Influenciado por instituições como o Banco Mundial, a OCDE e Unesco, que formulam as diretrizes políticas em nível global dentro do contexto neoliberal no qual as políticas estão inseridas, o Estado é levado a adotar essas diretrizes. Dessa maneira, as políticas são regulamentadas e, no caso das educacionais, são impostos padrões para se estabelecer o que é qualidade.

Tal influência é reforçada pela internacionalização da educação superior que estabeleceu critério de equiparação entre currículos internacionais e, com isso, a mobilidade acadêmica em escala global (MAGALHÃES, 2011). A Organização Mundial do Comércio (OMC) ao colocar a educação como um serviço que poderia ser gerenciado pelo mercado e não mais um bem público e dever do Estado, acirrou a concorrência entre as IES em nível mundial. A internacionalização foi facilitada pelo Processo de Bolonha, iniciado em 1988 e assinado em 19 de junho de 1999. No Acordo Geral sobre o Comércio em Serviços (AGCS) ou GATS (em inglês) assinado em 1995 se propôs a liberação da prestação dos diversos setores de serviços, inclusive da educação, em escala global, favorecendo o processo de internacionalização, que carrega consigo novos padrões de avaliação da educação em todos os seus níveis e modalidades.
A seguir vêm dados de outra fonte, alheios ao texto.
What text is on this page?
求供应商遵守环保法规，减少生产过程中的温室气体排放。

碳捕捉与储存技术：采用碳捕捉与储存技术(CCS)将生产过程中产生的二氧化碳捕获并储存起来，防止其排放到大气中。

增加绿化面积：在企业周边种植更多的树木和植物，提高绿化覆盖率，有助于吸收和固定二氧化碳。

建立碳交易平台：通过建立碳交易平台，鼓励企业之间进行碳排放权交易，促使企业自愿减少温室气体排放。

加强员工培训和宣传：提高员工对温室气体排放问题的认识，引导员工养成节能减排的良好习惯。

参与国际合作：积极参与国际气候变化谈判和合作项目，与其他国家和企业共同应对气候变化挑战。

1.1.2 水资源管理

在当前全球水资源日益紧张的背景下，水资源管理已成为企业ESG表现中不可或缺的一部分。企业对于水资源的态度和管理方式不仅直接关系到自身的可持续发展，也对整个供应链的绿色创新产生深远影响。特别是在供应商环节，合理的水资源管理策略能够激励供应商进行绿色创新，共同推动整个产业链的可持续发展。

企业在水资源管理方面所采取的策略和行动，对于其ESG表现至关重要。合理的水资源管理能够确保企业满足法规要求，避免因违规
Desde as tentativas de criação das universidades no país que a internacionalização, mesmo que timidamente, vem ocorrendo por meio das cooperações internacionais com o intercâmbio de docentes entre países, como com a contratação de consultores internacionais para a construção de diagnósticos sobre as IES. A partir dos anos 2000 se observou “o amadurecimento da internacionalização gestada e financiada pelas instâncias governamentais e os primeiros passos na inciativa privada” (LIMA; CONTEL, 2011, p. 160). Outro ponto a ser observado aconteceu no ano de 1995, quando o governo de Fernando Henrique Cardoso (1995 a 2002) promoveu a reforma do Estado com o objetivo de garantir maior eficiência à máquina pública.
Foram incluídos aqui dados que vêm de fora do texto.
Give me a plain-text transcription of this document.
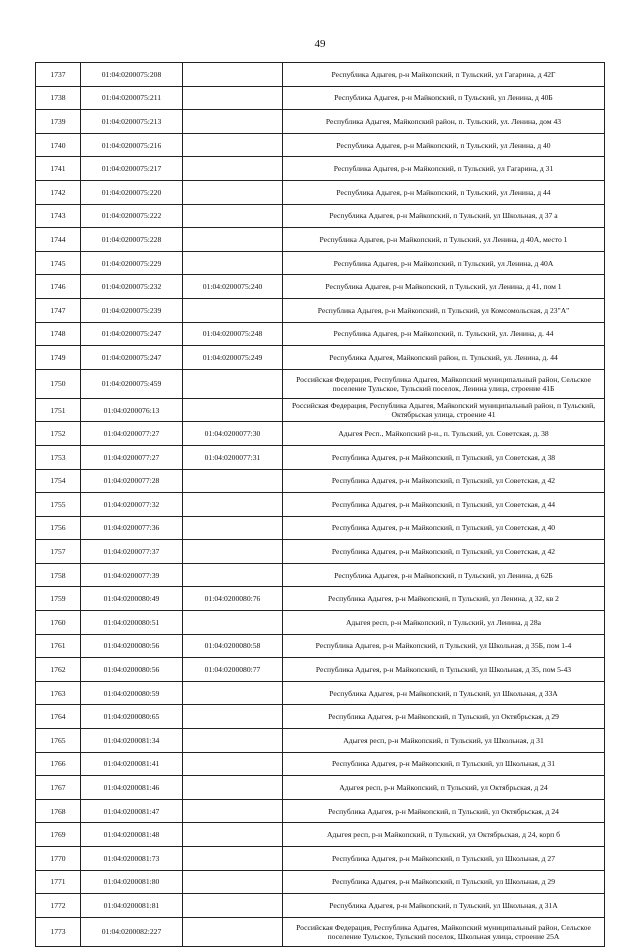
49
1737	01:04:0200075:208		Республика Адыгея, р-н Майкопский, п Тульский, ул Гагарина, д 42Г
1738	01:04:0200075:211		Республика Адыгея, р-н Майкопский, п Тульский, ул Ленина, д 40Б
1739	01:04:0200075:213		Республика Адыгея, Майкопский район, п. Тульский, ул. Ленина, дом 43
1740	01:04:0200075:216		Республика Адыгея, р-н Майкопский, п Тульский, ул Ленина, д 40
1741	01:04:0200075:217		Республика Адыгея, р-н Майкопский, п Тульский, ул Гагарина, д 31
1742	01:04:0200075:220		Республика Адыгея, р-н Майкопский, п Тульский, ул Ленина, д 44
1743	01:04:0200075:222		Республика Адыгея, р-н Майкопский, п Тульский, ул Школьная, д 37 а
1744	01:04:0200075:228		Республика Адыгея, р-н Майкопский, п Тульский, ул Ленина, д 40А, место 1
1745	01:04:0200075:229		Республика Адыгея, р-н Майкопский, п Тульский, ул Ленина, д 40А
1746	01:04:0200075:232	01:04:0200075:240	Республика Адыгея, р-н Майкопский, п Тульский, ул Ленина, д 41, пом 1
1747	01:04:0200075:239		Республика Адыгея, р-н Майкопский, п Тульский, ул Комсомольская, д 23"А"
1748	01:04:0200075:247	01:04:0200075:248	Республика Адыгея, р-н Майкопский, п. Тульский, ул. Ленина, д. 44
1749	01:04:0200075:247	01:04:0200075:249	Республика Адыгея, Майкопский район, п. Тульский, ул. Ленина, д. 44
1750	01:04:0200075:459		Российская Федерация, Республика Адыгея, Майкопский муниципальный район, Сельское поселение Тульское, Тульский поселок, Ленина улица, строение 41Б
1751	01:04:0200076:13		Российская Федерация, Республика Адыгея, Майкопский муниципальный район, п Тульский, Октябрьская улица, строение 41
1752	01:04:0200077:27	01:04:0200077:30	Адыгея Респ., Майкопский р-н., п. Тульский, ул. Советская, д. 38
1753	01:04:0200077:27	01:04:0200077:31	Республика Адыгея, р-н Майкопский, п Тульский, ул Советская, д 38
1754	01:04:0200077:28		Республика Адыгея, р-н Майкопский, п Тульский, ул Советская, д 42
1755	01:04:0200077:32		Республика Адыгея, р-н Майкопский, п Тульский, ул Советская, д 44
1756	01:04:0200077:36		Республика Адыгея, р-н Майкопский, п Тульский, ул Советская, д 40
1757	01:04:0200077:37		Республика Адыгея, р-н Майкопский, п Тульский, ул Советская, д 42
1758	01:04:0200077:39		Республика Адыгея, р-н Майкопский, п Тульский, ул Ленина, д 62Б
1759	01:04:0200080:49	01:04:0200080:76	Республика Адыгея, р-н Майкопский, п Тульский, ул Ленина, д 32, кв 2
1760	01:04:0200080:51		Адыгея респ, р-н Майкопский, п Тульский, ул Ленина, д 28а
1761	01:04:0200080:56	01:04:0200080:58	Республика Адыгея, р-н Майкопский, п Тульский, ул Школьная, д 35Б, пом 1-4
1762	01:04:0200080:56	01:04:0200080:77	Республика Адыгея, р-н Майкопский, п Тульский, ул Школьная, д 35, пом 5-43
1763	01:04:0200080:59		Республика Адыгея, р-н Майкопский, п Тульский, ул Школьная, д 33А
1764	01:04:0200080:65		Республика Адыгея, р-н Майкопский, п Тульский, ул Октябрьская, д 29
1765	01:04:0200081:34		Адыгея респ, р-н Майкопский, п Тульский, ул Школьная, д 31
1766	01:04:0200081:41		Республика Адыгея, р-н Майкопский, п Тульский, ул Школьная, д 31
1767	01:04:0200081:46		Адыгея респ, р-н Майкопский, п Тульский, ул Октябрьская, д 24
1768	01:04:0200081:47		Республика Адыгея, р-н Майкопский, п Тульский, ул Октябрьская, д 24
1769	01:04:0200081:48		Адыгея респ, р-н Майкопский, п Тульский, ул Октябрьская, д 24, корп б
1770	01:04:0200081:73		Республика Адыгея, р-н Майкопский, п Тульский, ул Школьная, д 27
1771	01:04:0200081:80		Республика Адыгея, р-н Майкопский, п Тульский, ул Школьная, д 29
1772	01:04:0200081:81		Республика Адыгея, р-н Майкопский, п Тульский, ул Школьная, д 31А
1773	01:04:0200082:227		Российская Федерация, Республика Адыгея, Майкопский муниципальный район, Сельское поселение Тульское, Тульский поселок, Школьная улица, строение 25А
Nesse contexto, Luiz Carlos Bresser Pereira, responsável pelo Ministério da Administração Federal e Reforma do Estado (MARE) conduziu todo o processo reformista priorizando o “fortalecimento das funções de regulação e de coordenação do Estado, particularmente no nível federal, e a progressiva descentralização vertical [...], das funções executivas no campo da prestação de serviços sociais e de infraestrutura” (BRASIL, 1995, p. 13). Em outras palavras, a reforma significou o processo de “descentralização para o setor público não-estatal da execução de serviços que não envolvem o exercício do poder de Estado, mas devem ser subsidiados pelo Estado, como é o caso dos serviços de educação, saúde, cultura e pesquisa científica” (BRASIL, 1995, p. 11-12).

Assim, a reforma do aparelho do Estado foi então estruturada em princípios gerenciais: eficiência nos serviços, por indicadores de desempenho, produtividade, baixo custo, descentralização, flexibilidade para atingir metas, foco nos resultados e contrato de gestão, o que implicou a transformação de muitas instituições em organizações sociais, fato legitimado pelo Programa Nacional de Publicização, criado pela Lei nº 9.637 de 15 de maio de 1998.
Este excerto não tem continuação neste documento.